Il profumo si sente appena arrivati sul Decumano, visto che il chiosco delle patatine del Belgio è di fianco al suo padiglione: il quarto a destra. Di solito poi si comincia a vedere la coda, che in molte giornate dura dalla mattina alla sera: c’è gente che compra le patatine già alle 10 di mattina, ma c’è da aspettare parecchio soprattutto agli orari di pranzo e cena. A Expo il chiosco vende circa una tonnellata di patatine al giorno, insieme a 30 chili di ketchup, 30 di maionese, 20 di salsa andalusa (maionese, salsa di pomodoro e peperoni) e 20 di salsa tartara. Il motivo di questo successo è dovuto al tipo di patate utilizzate, alla cottura particolare e alla grande scelta di salse, tipiche della cultura belga: chi è stato in Belgio sa che le patatine fritte del Belgio non sono come le altre.

Le patatine fritte del Belgio vengono fatte con una varietà di patate speciali, che cresce in Belgio e nel nord della Francia, chiamata “Bintje”. In Belgio il clima è perfetto per la coltivazione di patate, grazie alla grande ricchezza di nutrienti nel suolo e al clima umido: le piogge naturali sostituiscono infatti l’irrigazione artificiale. Le frites – come vengono chiamate in Belgio – vengono raccolte, lavate e pelate, prima di essere tagliate: non sono le classiche patatine fritte a fiammifero, vengono tagliate in tre diverse misure ma sempre abbastanza larghe, in modo da essere croccanti fuori e lasciare all’interno una parte di polpa morbida. Le patatine vengono poi fritte una volta, prima di essere congelate e fritte nuovamente prima di essere servite ai visitatori di Expo.

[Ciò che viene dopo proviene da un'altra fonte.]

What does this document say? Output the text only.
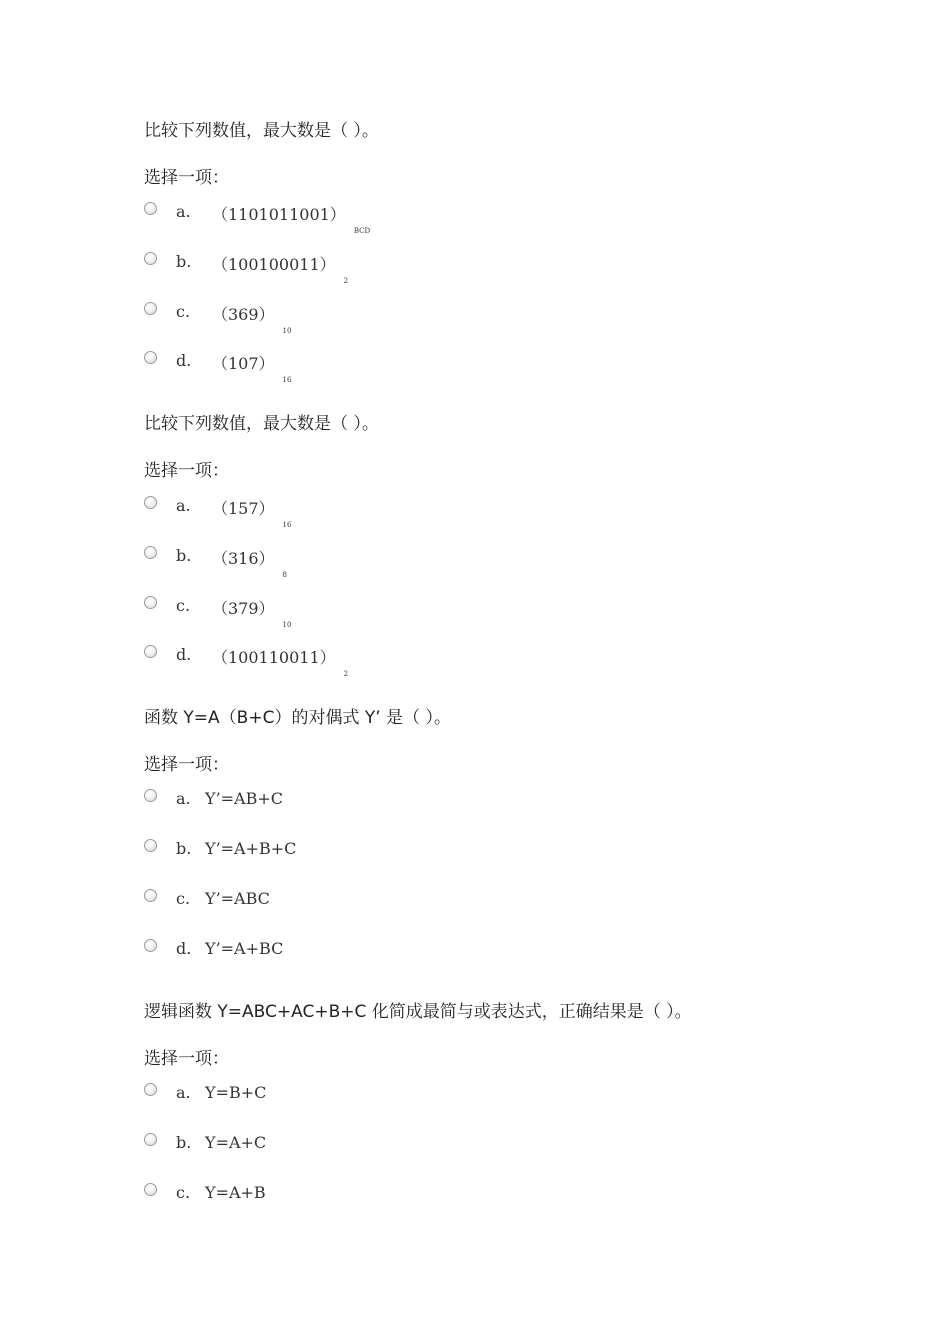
比较下列数值，最大数是（ ）。
选择一项：
a. $(1101011001)_{BCD}$
b. $(100100011)_2$
c. $(369)_{10}$
d. $(107)_{16}$
比较下列数值，最大数是（ ）。
选择一项：
a. $(157)_{16}$
b. $(316)_8$
c. $(379)_{10}$
d. $(100110011)_2$
函数 Y=A（B+C）的对偶式 Y’ 是（ ）。
选择一项：
a. Y’=AB+C
b. Y’=A+B+C
c. Y’=ABC
d. Y’=A+BC
逻辑函数 Y=ABC+AC+B+C 化简成最简与或表达式，正确结果是（ ）。
选择一项：
a. Y=B+C
b. Y=A+C
c. Y=A+B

Anche il metodo di frittura è importante per rendere le frites così buone: la doppia frittura va fatta con l’olio vegetale o con il grasso bovino “Blanc de bœuf” – che dà alle patatine belghe quell’odore molto riconoscibile – e la temperatura dell’olio non deve superare i 175 gradi centigradi. Il Belgio è il primo esportatore al mondo di patate fritte surgelate e i belgi ci tengono a sottolineare che le patatine fritte non sono nate in Francia, ma in Belgio: vengono chiamate french fries solo per questioni di marketing, dicono, dato che in Francia non c’è una grande cultura delle patatine, mentre in Belgio ogni pochi metri si trovano chioschi che vendono coni di patatine fritte.

Anche nel chiosco di Expo le porzioni di patatine – che costano 4 euro, ma ce ne sono davvero tante – vengono servite in un cono, con una “tasca” laterale per mettere la salsa scelta. Anche salse ce ne sono moltissime: ketchup, maionese, salse a base di pomodorini e cipolle, piccanti, al curry. Di fianco al chiosco c’è anche un cartonato di James Bint – il nome è un misto di James Bond e della varietà di patata “Bintje” – cioè la mascotte ufficiale delle frites a Expo, con cui la gente può farsi un selfie, e che è il protagonista del video che spiega i segreti delle patatine fritte del Belgio.